POV: Caspian
I ran.
Not walked. Not jogged. Ran — full speed through the trees, branches snapping against my arms, lungs burning, feet pounding the ground so hard the earth shook beneath me. I ran because if I stayed one more second in that clearing, looking at her, I was going to do something that would end my life.
My wolf was screaming.
Not growling. Not pacing. Screaming — a sound so loud and so desperate inside my chest that it drowned out everything else. Every thought I had, every rule I knew, every line I was not supposed to cross — all of it was being swallowed up by one single word that my wolf would not stop repeating.
Mate. Mate. Mate. Mate.
I slammed my fist against a tree trunk as I ran. The bark cracked under my knuckles. Pain shot up my arm, sharp and real, and for one second it was loud enough to drown out my wolf. One second of quiet. Then it started again.
Mate.
I had known the moment I saw her. Not suspected. Not wondered. Known. The way you know the sun is rising — certain, absolute, impossible to deny. The first time her scent hit me at dinner two nights ago, my wolf had let out a sound I had never felt before. A howl of recognition so deep it vibrated through my bones. Like something ancient inside me had been waiting my entire life for that exact moment, and it finally arrived.
Moonflower and winter rain. That was what she smelled like. I could still smell her on my skin from standing so close to her by that stream, and it was making everything worse.
I burst through the back door of the mansion and slammed it shut behind me. My hands were shaking. I clenched them into fists and held them at my sides until my knuckles turned white.
Think, Caspian. Think.
She is your father's wife. The Alpha's chosen bride. To want her — to even look at her the way I just did — was not just wrong. Under pack law, it was punishable by death. My father would not hesitate. Garrick Ravenclaw had killed wolves for less. I had watched him do it.
I pressed my back against the door and closed my eyes, trying to breathe, trying to calm down, trying to push my wolf back into the cage where it belonged.
But then I saw it again behind my closed eyelids. The thing that had made me run in the first place.
When I looked at her chest — when I felt the pull toward her — I saw it. A glow. Faint, barely there, hidden underneath her skin like an ember buried in ash. I had seen that glow only once before in my life. I was twelve years old, and my mother was still alive. One night, when she thought no one was watching, the glow appeared on her chest — bright silver-gold, pulsing in rhythm with her heartbeat.
My mother had been a Luna.
A wolf queen. The rarest kind of wolf that exists. A Luna's power is equal to an Alpha's. They are not servants. They are not trophies. They are royalty — born once in a generation, chosen by the Moon Goddess herself.
And Sable had the same glow.
My eyes flew open. I pushed off the door and started pacing, running my hands through my hair, trying to make sense of what I had seen. It was not possible. Sable was supposed to be human. That is what my father told everyone. A human bride. A purchased wife. No wolf blood. No power. Nothing.

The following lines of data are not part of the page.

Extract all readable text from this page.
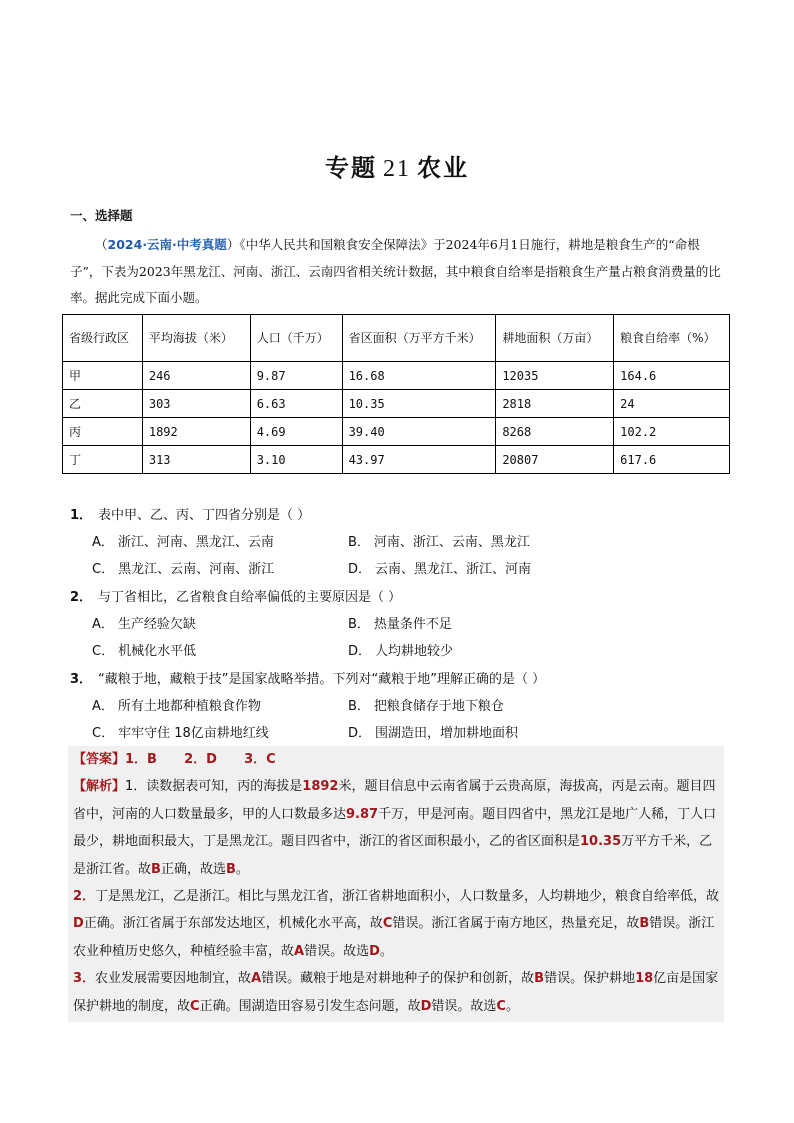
专题 21 农业
一、选择题
（2024·云南·中考真题）《中华人民共和国粮食安全保障法》于2024年6月1日施行，耕地是粮食生产的“命根子”，下表为2023年黑龙江、河南、浙江、云南四省相关统计数据，其中粮食自给率是指粮食生产量占粮食消费量的比率。据此完成下面小题。
省级行政区	平均海拔（米）	人口（千万）	省区面积（万平方千米）	耕地面积（万亩）	粮食自给率（%）
甲	246	9.87	16.68	12035	164.6
乙	303	6.63	10.35	2818	24
丙	1892	4.69	39.40	8268	102.2
丁	313	3.10	43.97	20807	617.6
1． 表中甲、乙、丙、丁四省分别是（ ）
A． 浙江、河南、黑龙江、云南	B． 河南、浙江、云南、黑龙江
C． 黑龙江、云南、河南、浙江	D． 云南、黑龙江、浙江、河南
2． 与丁省相比，乙省粮食自给率偏低的主要原因是（ ）
A． 生产经验欠缺	B． 热量条件不足
C． 机械化水平低	D． 人均耕地较少
3． “藏粮于地，藏粮于技”是国家战略举措。下列对“藏粮于地”理解正确的是（ ）
A． 所有土地都种植粮食作物	B． 把粮食储存于地下粮仓
C． 牢牢守住 18亿亩耕地红线	D． 围湖造田，增加耕地面积
【答案】1．B      2．D      3．C
【解析】1．读数据表可知，丙的海拔是1892米，题目信息中云南省属于云贵高原，海拔高，丙是云南。题目四省中，河南的人口数量最多，甲的人口数最多达9.87千万，甲是河南。题目四省中，黑龙江是地广人稀，丁人口最少，耕地面积最大，丁是黑龙江。题目四省中，浙江的省区面积最小，乙的省区面积是10.35万平方千米，乙是浙江省。故B正确，故选B。
2．丁是黑龙江，乙是浙江。相比与黑龙江省，浙江省耕地面积小，人口数量多，人均耕地少，粮食自给率低，故D正确。浙江省属于东部发达地区，机械化水平高，故C错误。浙江省属于南方地区，热量充足，故B错误。浙江农业种植历史悠久，种植经验丰富，故A错误。故选D。
3．农业发展需要因地制宜，故A错误。藏粮于地是对耕地种子的保护和创新，故B错误。保护耕地18亿亩是国家保护耕地的制度，故C正确。围湖造田容易引发生态问题，故D错误。故选C。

But what I saw in that clearing was not nothing.
It was everything.
If Sable was a dormant Luna — a Luna whose wolf had been locked away somehow — then my father did not buy a human bride. He bought something far more valuable. Something that, if it woke up, would change the entire power structure of this pack.
And my father knew.
The realization hit me like a punch to the gut. Garrick knew exactly what Sable was. He did not stumble into this by accident. He planned it. He bought her on purpose — a dormant Luna he could bind before her wolf ever woke up. A Luna in chains. Pure power, completely under his control.

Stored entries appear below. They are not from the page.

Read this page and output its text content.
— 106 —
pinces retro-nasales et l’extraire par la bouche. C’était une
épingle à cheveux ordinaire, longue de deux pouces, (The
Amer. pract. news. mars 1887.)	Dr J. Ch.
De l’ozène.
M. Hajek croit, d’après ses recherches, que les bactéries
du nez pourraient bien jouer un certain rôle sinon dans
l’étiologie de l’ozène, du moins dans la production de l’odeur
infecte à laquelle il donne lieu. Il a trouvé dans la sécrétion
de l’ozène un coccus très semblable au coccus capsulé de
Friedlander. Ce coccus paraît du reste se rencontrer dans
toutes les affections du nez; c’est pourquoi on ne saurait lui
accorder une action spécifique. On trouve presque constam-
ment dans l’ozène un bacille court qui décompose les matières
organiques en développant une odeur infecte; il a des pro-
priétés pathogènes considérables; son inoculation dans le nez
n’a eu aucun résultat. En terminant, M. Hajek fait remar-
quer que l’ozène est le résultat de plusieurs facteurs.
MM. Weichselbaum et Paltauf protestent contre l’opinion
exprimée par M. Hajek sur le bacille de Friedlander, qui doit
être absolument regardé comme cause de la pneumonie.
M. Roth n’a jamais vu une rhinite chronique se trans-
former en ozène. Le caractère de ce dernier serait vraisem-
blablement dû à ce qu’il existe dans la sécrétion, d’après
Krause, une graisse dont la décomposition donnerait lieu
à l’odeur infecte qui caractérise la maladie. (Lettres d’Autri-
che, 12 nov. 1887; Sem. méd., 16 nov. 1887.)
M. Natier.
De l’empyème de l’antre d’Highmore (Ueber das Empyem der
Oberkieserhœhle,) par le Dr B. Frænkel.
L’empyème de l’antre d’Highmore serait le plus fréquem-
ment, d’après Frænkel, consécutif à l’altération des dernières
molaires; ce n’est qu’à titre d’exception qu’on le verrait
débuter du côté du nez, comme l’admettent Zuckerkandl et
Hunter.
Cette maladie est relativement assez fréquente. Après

My wolf snarled so loud inside my chest that my vision went blurry for a second.
I punched the door frame. The wood cracked, splintered, and a chunk of it fell to the floor. The pain in my hand was sharp and grounding.
"Stop it," I whispered to my wolf. "Stop it."
My wolf did not stop.
And the worst part — the part that terrified me more than any of it — was that I did not want it to.
I wanted to go back to that clearing. I wanted to stand in front of her again and tell her everything I knew. I wanted to protect her from my own father.
I wanted her.
And now I understood exactly why my wolf would never, ever let me forget it.
Because she was not just my mate.
She was a Luna. And if my father completed that binding ritual before her wolf woke up, she would be enslaved forever.
I had to stop him.
Even if it meant destroying my own family.